Spain’s diverse landscapes and attractive subsidies have long held foreign filmmakers in its thrall. From Spaghetti Westerns to Game of Thrones, we take a look at how Spain attracts some of the world’s top productions and became one of the most popular filming destinations on the planet.
Location, location, location
Spain’s diverse landscapes are one of its key draws for filmmakers, having played the backdrop for everywhere from the desert of the Wild West to the frozen expanses of Siberia. With deserts, mountains, medieval old towns, Islamic palaces, volcanoes, lush green coastline and dramatic cliffs, Spain can double up for almost anywhere and any time period.
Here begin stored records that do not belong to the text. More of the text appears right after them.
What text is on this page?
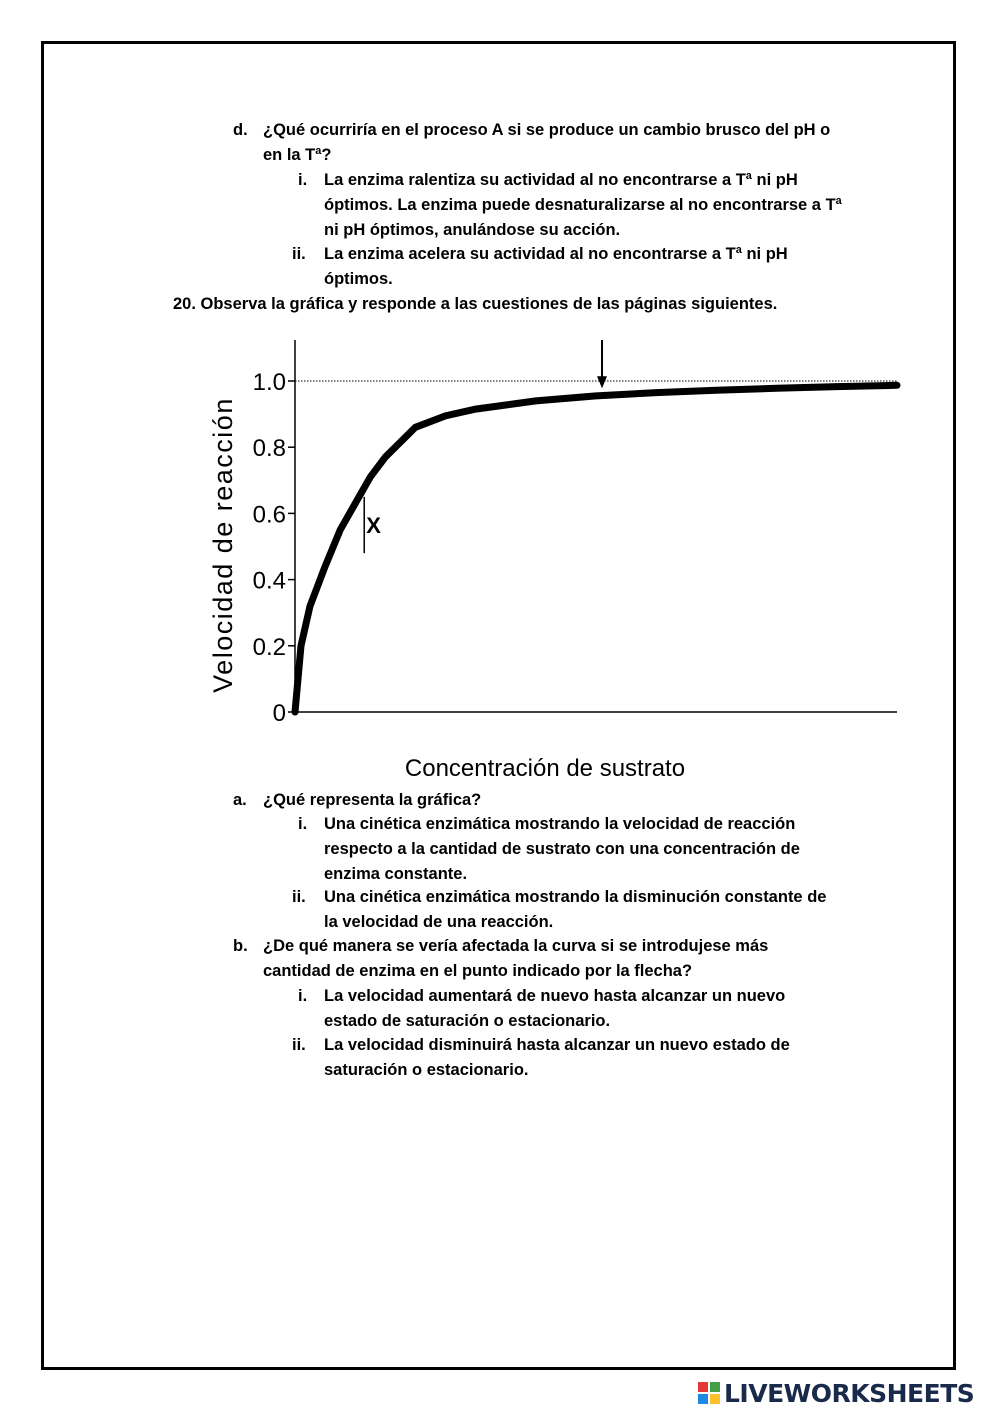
d. ¿Qué ocurriría en el proceso A si se produce un cambio brusco del pH o en la Tª?
i. La enzima ralentiza su actividad al no encontrarse a Tª ni pH óptimos. La enzima puede desnaturalizarse al no encontrarse a Tª ni pH óptimos, anulándose su acción.
ii. La enzima acelera su actividad al no encontrarse a Tª ni pH óptimos.
20. Observa la gráfica y responde a las cuestiones de las páginas siguientes.
0
0.2
0.4
0.6
0.8
1.0
X
Velocidad de reacción
Concentración de sustrato
a. ¿Qué representa la gráfica?
i. Una cinética enzimática mostrando la velocidad de reacción respecto a la cantidad de sustrato con una concentración de enzima constante.
ii. Una cinética enzimática mostrando la disminución constante de la velocidad de una reacción.
b. ¿De qué manera se vería afectada la curva si se introdujese más cantidad de enzima en el punto indicado por la flecha?
i. La velocidad aumentará de nuevo hasta alcanzar un nuevo estado de saturación o estacionario.
ii. La velocidad disminuirá hasta alcanzar un nuevo estado de saturación o estacionario.
LIVEWORKSHEETS
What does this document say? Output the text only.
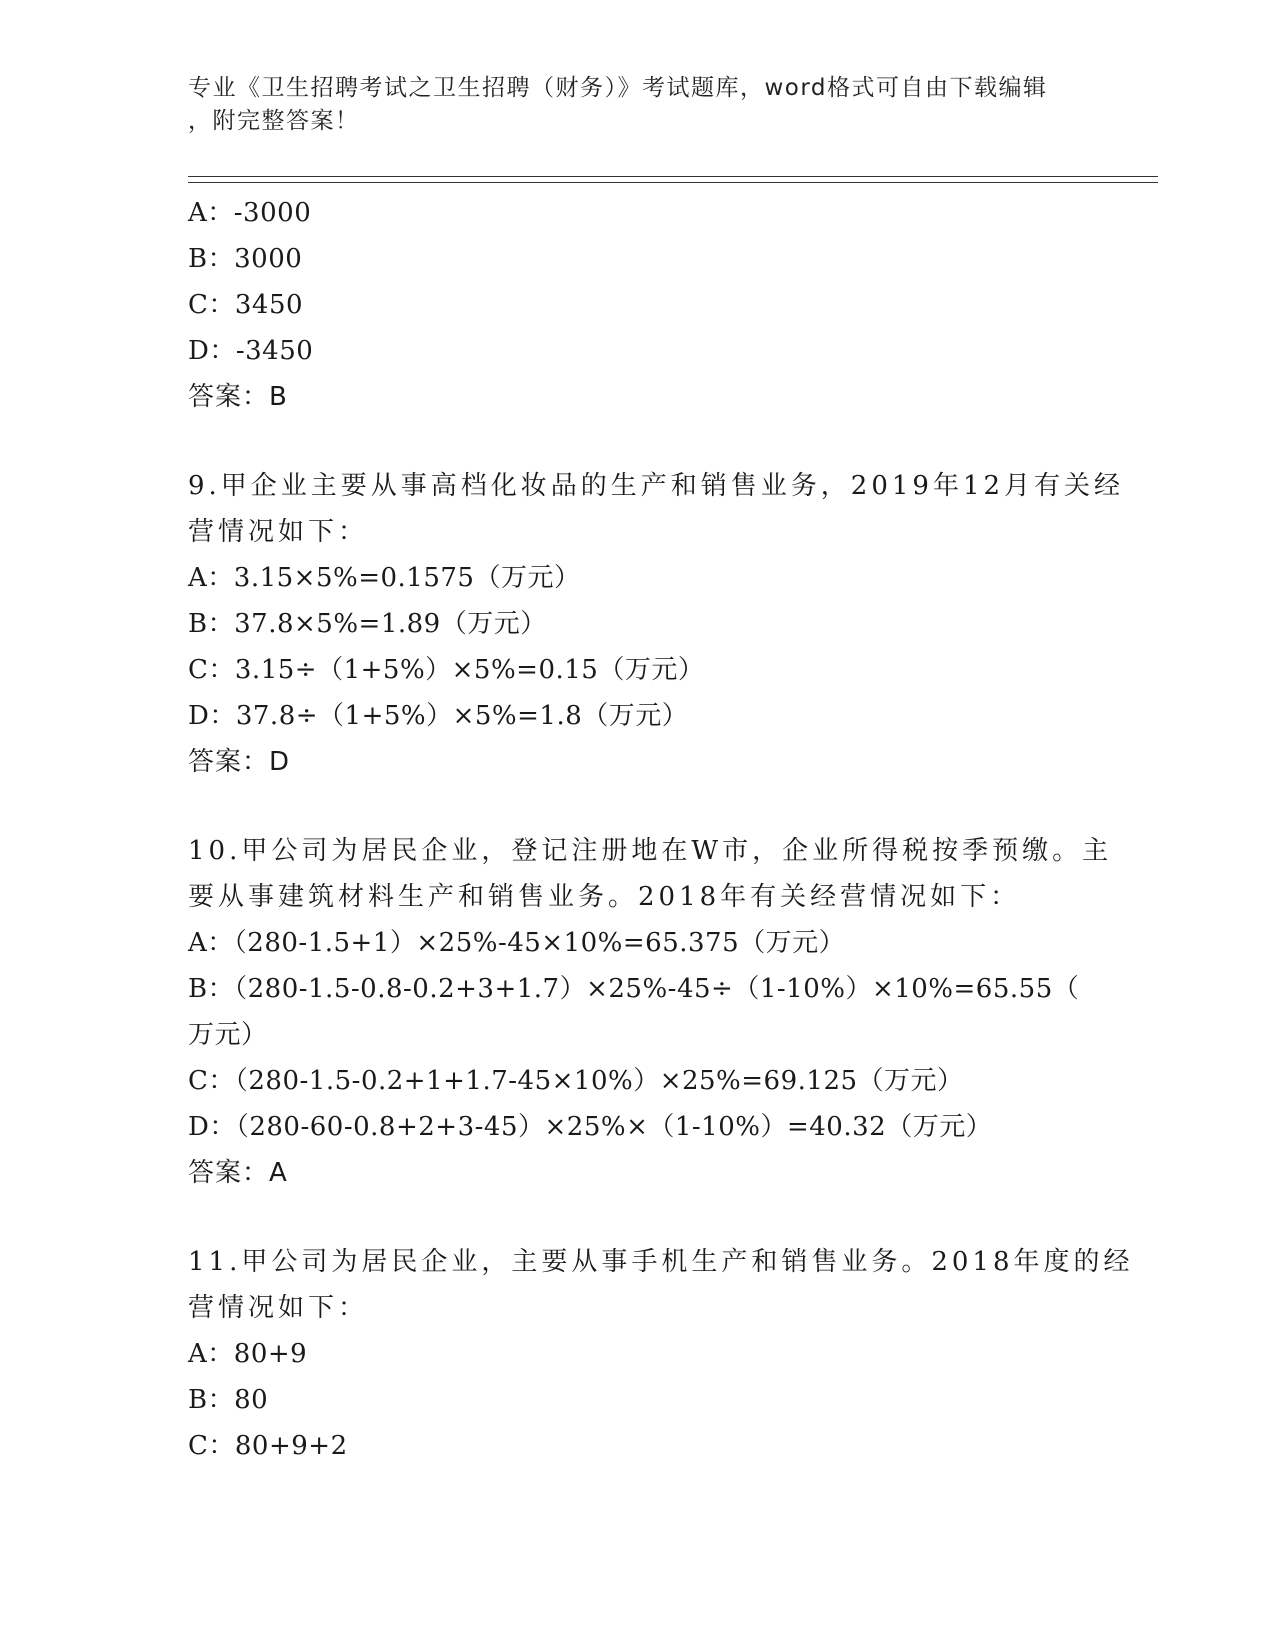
专业《卫生招聘考试之卫生招聘（财务）》考试题库，word格式可自由下载编辑
，附完整答案！
A：-3000
B：3000
C：3450
D：-3450
答案：B
9.甲企业主要从事高档化妆品的生产和销售业务，2019年12月有关经
营情况如下：
A：3.15×5%=0.1575（万元）
B：37.8×5%=1.89（万元）
C：3.15÷（1+5%）×5%=0.15（万元）
D：37.8÷（1+5%）×5%=1.8（万元）
答案：D
10.甲公司为居民企业，登记注册地在W市，企业所得税按季预缴。主
要从事建筑材料生产和销售业务。2018年有关经营情况如下：
A：（280-1.5+1）×25%-45×10%=65.375（万元）
B：（280-1.5-0.8-0.2+3+1.7）×25%-45÷（1-10%）×10%=65.55（
万元）
C：（280-1.5-0.2+1+1.7-45×10%）×25%=69.125（万元）
D：（280-60-0.8+2+3-45）×25%×（1-10%）=40.32（万元）
答案：A
11.甲公司为居民企业，主要从事手机生产和销售业务。2018年度的经
营情况如下：
A：80+9
B：80
C：80+9+2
Almería in south-east Spain is the home of Tabernas, the only desert in Europe. In the early 1960s, the area attracted filmmaker Sergio Leone, who constructed a Wild West town there and used it as the main location for his Dollars trilogy: A Fistful of Dollars, A Few Dollars More and The Good, The Bad and The Ugly.
In 1962, British director David Lean shot parts of historical epic Lawrence of Arabia in Spain, where the country’s southern desert doubled for the Middle East.
In a promotional video released by Spain’s Film Commission in 2013, it explained many of the advantages of shooting in the country, including: “300 days a year of sunshine”, “1,650 square miles of desert”, and “10 different climates”.
Weather
Spain is an ideal location for shooting, and a place where weather delays are unlikely. The variety of weather, too, attracts filmmakers. From the desert of Almería to the snowcapped Sierra Nevada and Pyrenees, Spain is diverse enough to fill any necessary backdrop.
After Lawrence of Arabia, David Lean chose Spain again for his 1965 epic romance Dr Zhivago (filming in the Soviet Union, where the story is set, was not an option because the book was banned there). He was assured that there would be snow, but was met with one of the hottest winters Spain had experienced (it’s ironic that the actors, wrapped up in their Russian fur hats, were actually filming in central Spain). His crew used crushed marble for fake snow on the set – a complete set of Moscow built just outside Madrid.
The Others (2001), a creepy tale of a haunted house on the Channel Island of Jersey during World War II, was actually filmed in Las Fraguas in northern Spain. Far from the barren deserts of the south of the country, northern Spain gets much more rainfall, making a lush green landscape and misty setting that was an ideal stand-in for the Channel Islands.
Subsidies
Foreign companies shooting in Spain get a 20 percent tax rebate (40 percent in the Canary Islands and 35 percent tax credit in Navarra), an incentive that has attracted more and more productions to the country. Navarra’s Bardenas Reales Natural Park, a lunar-esque, semi-desert landscape, doubled for the Dothraki Sea in season six of Game of Thrones.
The 2016 film Jason Bourne was partly filmed in the Canary Islands, which doubled for Greece.
Skills
Spain is home to a skilled workforce of everyone from directors and extras to technicians, engineers and cameramen.
Much of The Impossible (2012), set in Thailand following the 2004 tsunami, was actually filmed in Alicante by Spanish director J.A. Bayona, who brought along many of the same crew he used on Spanish horror film The Orphanage. The tsunami itself was recreated using real water in a giant water tank.
Woody Allen set his 2008 film, Vicky Cristina Barcelona, in both the eponymous city and Oviedo in northern Spain, using some of Spain’s most famous acting talent – Penelope Cruz and Javier Bardem – in key roles (Cruz picked up an Oscar for her performance).